An authorization violation occurs when a service attempts to perform an action
that it isn't permitted to execute. In the standard permissionsOnly
enforcement mode, the Software-Defined Vehicle (SDV) framework checks if the
subject or its virtual machine (VM) has the required permission declared in
its policy.
You must evaluate violation messages within their security context. Not every violation indicates an error or an attempt at unauthorized access.
All authorization decisions are logged. To view them, search the logcat output for audit messages:
adb -s $SERIAL logcat | grep 'audit message'
Successful authorization
Successful checks are logged at the debug level.
This indicates that the subject has the required permission declared:
D SdvServiceManagerServer: instance2:com.sdv.google.sample.bar.ServiceBundleBar/instance declares permission to access com.sdv.google.sample.foo.ServiceBundleFoo#foo-rpc, audit message: ...
Violations and permissions missing
Violations occur when a permission is missing.
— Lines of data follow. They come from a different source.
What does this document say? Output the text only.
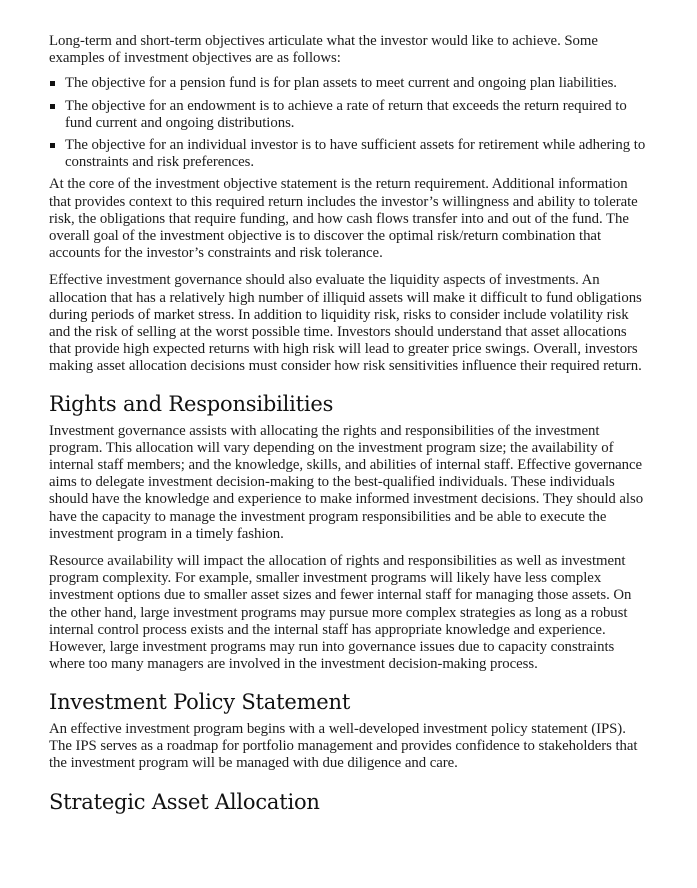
Long-term and short-term objectives articulate what the investor would like to achieve. Some examples of investment objectives are as follows:

The objective for a pension fund is for plan assets to meet current and ongoing plan liabilities.
The objective for an endowment is to achieve a rate of return that exceeds the return required to fund current and ongoing distributions.
The objective for an individual investor is to have sufficient assets for retirement while adhering to constraints and risk preferences.

At the core of the investment objective statement is the return requirement. Additional information that provides context to this required return includes the investor’s willingness and ability to tolerate risk, the obligations that require funding, and how cash flows transfer into and out of the fund. The overall goal of the investment objective is to discover the optimal risk/return combination that accounts for the investor’s constraints and risk tolerance.

Effective investment governance should also evaluate the liquidity aspects of investments. An allocation that has a relatively high number of illiquid assets will make it difficult to fund obligations during periods of market stress. In addition to liquidity risk, risks to consider include volatility risk and the risk of selling at the worst possible time. Investors should understand that asset allocations that provide high expected returns with high risk will lead to greater price swings. Overall, investors making asset allocation decisions must consider how risk sensitivities influence their required return.

Rights and Responsibilities

Investment governance assists with allocating the rights and responsibilities of the investment program. This allocation will vary depending on the investment program size; the availability of internal staff members; and the knowledge, skills, and abilities of internal staff. Effective governance aims to delegate investment decision-making to the best-qualified individuals. These individuals should have the knowledge and experience to make informed investment decisions. They should also have the capacity to manage the investment program responsibilities and be able to execute the investment program in a timely fashion.

Resource availability will impact the allocation of rights and responsibilities as well as investment program complexity. For example, smaller investment programs will likely have less complex investment options due to smaller asset sizes and fewer internal staff for managing those assets. On the other hand, large investment programs may pursue more complex strategies as long as a robust internal control process exists and the internal staff has appropriate knowledge and experience. However, large investment programs may run into governance issues due to capacity constraints where too many managers are involved in the investment decision-making process.

Investment Policy Statement

An effective investment program begins with a well-developed investment policy statement (IPS). The IPS serves as a roadmap for portfolio management and provides confidence to stakeholders that the investment program will be managed with due diligence and care.

Strategic Asset Allocation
This occurs when the subject lacks the necessary permission, such as
client, server, publisher, or subscriber, in its authorization
policy, or the subject's VM lacks it in the VM-level policy.
This is logged at the error level:
E SdvServiceManagerServer: Authz violation. instance2:com.sdv.google.sample.bar.ServiceBundleBar/instance does not declare permission to access com.sdv.google.sample.foo.ServiceBundleFoo#foo-rpc, audit message: Subject lacks 'client' permission...
Remediation
The log's audit message often contains a useful suggestion on what needs to
be added to resolve a violation.
For example, you might see a permission error like this:
Subject 'vm:com.client.Bundle/default' lacks 'client' permission for service 'com.server.TargetType' with channel 'my-unit'. Add 'client { service: "com.server.TargetType" channel: "my-unit" }' to the subject's Authz policy
Remediate this by adding the rule to the subject's authorization policy textproto:
client {
service: "com.server.TargetType"
channel: "my-unit"
}
If the error message indicates a missing permission in the subject's VM, you
must add it to the VM-level policy, such as <vm_name>.textproto or
.default.textproto in the com.oem.sdv.authz APEX:
allow_server {
service: "com.server.TargetType"
channel: "my-unit"
}
Migrate from ACLs
For backward compatibility and migration, the framework supports ACLs only,
Lenient, and Strict modes that consider earlier access control lists
(ACLs).
ACLs only mode
In ACLs only mode, access is allowed only if ACLs allow it. Permissions are
ignored. If ACLs deny access, an error is logged:
E SdvServiceManagerServer: Authz violation. com.sdv.google.sample.foo.ServiceBundleFoo#foo-rpc denies access to instance2:com.sdv.google.sample.bar.ServiceBundleBar/instance, audit message: ...
Lenient mode
In Lenient mode, access is allowed if either ACLs or permissions allow it.
If access is granted using ACLs but permissions are missing, it is logged as a
soft violation at the debug level to help you identify missing permissions
while keeping the system functional:
D SdvServiceManagerServer: Permissions Authz violation (access granted by ACLs): instance2:com.sdv.google.sample.bar.ServiceBundleBar/instance does not declare permission to access com.sdv.google.sample.foo.ServiceBundleFoo#foo-rpc, audit message: ...
If both ACLs and permissions fail, it's logged as an error for both:
E SdvServiceManagerServer: Authz violation. com.sdv.google.sample.foo.ServiceBundleFoo#foo-rpc denies access to instance2:com.sdv.google.sample.bar.ServiceBundleBar/instance, audit message: ...
E SdvServiceManagerServer: Authz violation. instance2:com.sdv.google.sample.bar.ServiceBundleBar/instance does not declare permission to access com.sdv.google.sample.foo.ServiceBundleFoo#foo-rpc, audit message: ...
Strict mode
In Strict mode, both ACLs and permissions must allow access. If either
ACLs or permissions fail, access is denied and an error is logged.